The O(n) Club: Beautiful Arrangement — Why Backtracking Is Actually Beautiful (Sorry, Not Sorry)
⚡ TL;DR
Count permutations of 1 to n where, at each 1-based seat, the number sitting there must divide or be divisible by its seat position. Brute-force is O(n!) — great if you miss hearing your laptop fan. So, we backtrack with style.
// Brute-force (warning: your CPU will hate you) int count = 0; for (List<Integer> perm : allPermutations(1..n)) { boolean beautiful = true; for (int i = 1; i <= n; i++) { int num = perm.get(i - 1); if (num % i != 0 && i % num != 0) { beautiful = false; break; } } if (beautiful) count++; } // Don't. Just don't.
🧠 How Devs Usually Mess This Up
Some devs treat 1-based positions like an urban legend and go 0-based instead — instant facepalm. Others try generating all n! permutations and filtering for the condition, which, for n=12, will leave you enough time to write your memoir. Some even check only one divisibility direction (perm[i] divides i), missing half the beautiful world. Result: bugs, timeouts, existential dread.
🔍 What’s Actually Going On
This is seating arrangement with rules: guests (numbers) only sit in chairs (positions) where someone divides someone. Don’t waste time inviting every guest to every chair. For each position, precompute who’s allowed, then place them recursively, only using those who aren’t already at the table. Think speed dating, but everyone has to swap seat numbers and compare their divisibility credentials before committing.
- Your guests: numbers 1..n. Your seats: positions 1..n.
- Precompute who’s even eligible for each seat, to speed things up.

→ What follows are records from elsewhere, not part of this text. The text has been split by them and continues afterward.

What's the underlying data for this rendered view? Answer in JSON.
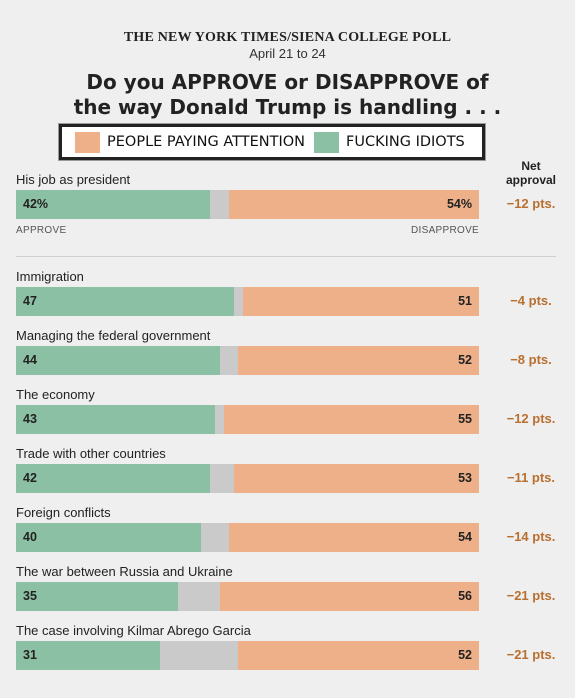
{
  "header": {
    "source": "THE NEW YORK TIMES/SIENA COLLEGE POLL",
    "date": "April 21 to 24",
    "question_line1": "Do you APPROVE or DISAPPROVE of",
    "question_line2": "the way Donald Trump is handling . . ."
  },
  "legend": {
    "disapprove_label": "PEOPLE PAYING ATTENTION",
    "approve_label": "FUCKING IDIOTS"
  },
  "net_header": [
    "Net",
    "approval"
  ],
  "axis": {
    "approve": "APPROVE",
    "disapprove": "DISAPPROVE"
  },
  "colors": {
    "approve": "#8cc0a4",
    "undecided": "#cacaca",
    "disapprove": "#eeb089",
    "net": "#b96f2f"
  },
  "chart_data": {
    "type": "bar",
    "orientation": "horizontal-stacked",
    "xlim": [
      0,
      100
    ],
    "series_order": [
      "approve",
      "undecided",
      "disapprove"
    ],
    "rows": [
      {
        "label": "His job as president",
        "approve": 42,
        "disapprove": 54,
        "approve_text": "42%",
        "disapprove_text": "54%",
        "net": "−12 pts."
      },
      {
        "label": "Immigration",
        "approve": 47,
        "disapprove": 51,
        "approve_text": "47",
        "disapprove_text": "51",
        "net": "−4 pts."
      },
      {
        "label": "Managing the federal government",
        "approve": 44,
        "disapprove": 52,
        "approve_text": "44",
        "disapprove_text": "52",
        "net": "−8 pts."
      },
      {
        "label": "The economy",
        "approve": 43,
        "disapprove": 55,
        "approve_text": "43",
        "disapprove_text": "55",
        "net": "−12 pts."
      },
      {
        "label": "Trade with other countries",
        "approve": 42,
        "disapprove": 53,
        "approve_text": "42",
        "disapprove_text": "53",
        "net": "−11 pts."
      },
      {
        "label": "Foreign conflicts",
        "approve": 40,
        "disapprove": 54,
        "approve_text": "40",
        "disapprove_text": "54",
        "net": "−14 pts."
      },
      {
        "label": "The war between Russia and Ukraine",
        "approve": 35,
        "disapprove": 56,
        "approve_text": "35",
        "disapprove_text": "56",
        "net": "−21 pts."
      },
      {
        "label": "The case involving Kilmar Abrego Garcia",
        "approve": 31,
        "disapprove": 52,
        "approve_text": "31",
        "disapprove_text": "52",
        "net": "−21 pts."
      }
    ]
  }
}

- Use backtracking: try a guest, mark them as present, recurse to the next seat. If it fizzles out, backtrack — and keep the existential crisis to a minimum.
🛠️ PseudoCode
- Precompute valid numbers for each seat:
List<List<Integer>> candidates = new ArrayList<>(); for (int seat = 1; seat <= n; seat++) { List<Integer> options = new ArrayList<>(); for (int guest = 1; guest <= n; guest++) { if (guest % seat == 0 || seat % guest == 0) options.add(guest); } candidates.add(options); } - Track who’s already sitting with a visited[] array. (Bitmask if you’re feeling spicy.)
- Backtracking magic:
void dfs(int seat, boolean[] visited) { if (seat > n) { count++; return; } for (int guest : candidates.get(seat - 1)) { if (!visited[guest]) { visited[guest] = true; dfs(seat + 1, visited); visited[guest] = false; } } }
💻 The Code
public class Solution {
private int count = 0;
public int countArrangement(int n) {
List<List<Integer>> candidates = new ArrayList<>();
for (int pos = 1; pos <= n; pos++) {
List<Integer> list = new ArrayList<>();
for (int num = 1; num <= n; num++) {
if (num % pos == 0 || pos % num == 0) list.add(num);
}
candidates.add(list);
}
boolean[] visited = new boolean[n + 1]; // 1-based, 0 is unused
dfs(1, candidates, visited, n);
return count;
}
private void dfs(int pos, List<List<Integer>> candidates, boolean[] visited, int n) {
if (pos > n) { count++; return; }
for (int num : candidates.get(pos - 1)) {
if (!visited[num]) {
visited[num] = true;
dfs(pos + 1, candidates, visited, n);
visited[num] = false;
}
}
}
}⚠️ Pitfalls, Traps & Runtime Smacks
- 1-based index (not 0-based!): If you mess this up, you’ll be debugging longer than you’ll be coding.
- Don’t generate every permutation: Seriously, O(n!) hurts more than stubbing your toe on a server rack.
- Edge cases: n=1 returns 1, and for n=15, you’re still fine because of all the pruning.
- Time/space: Recursion tree is big but way smaller than n! due to rules; space is O(n) for visited[] and candidates. Manageable even after three shots of espresso.
🧠 Interviewer Brain-Tattoo
“If brute-force is your first draft, try backtracking before your interviewer backtracks your offer.”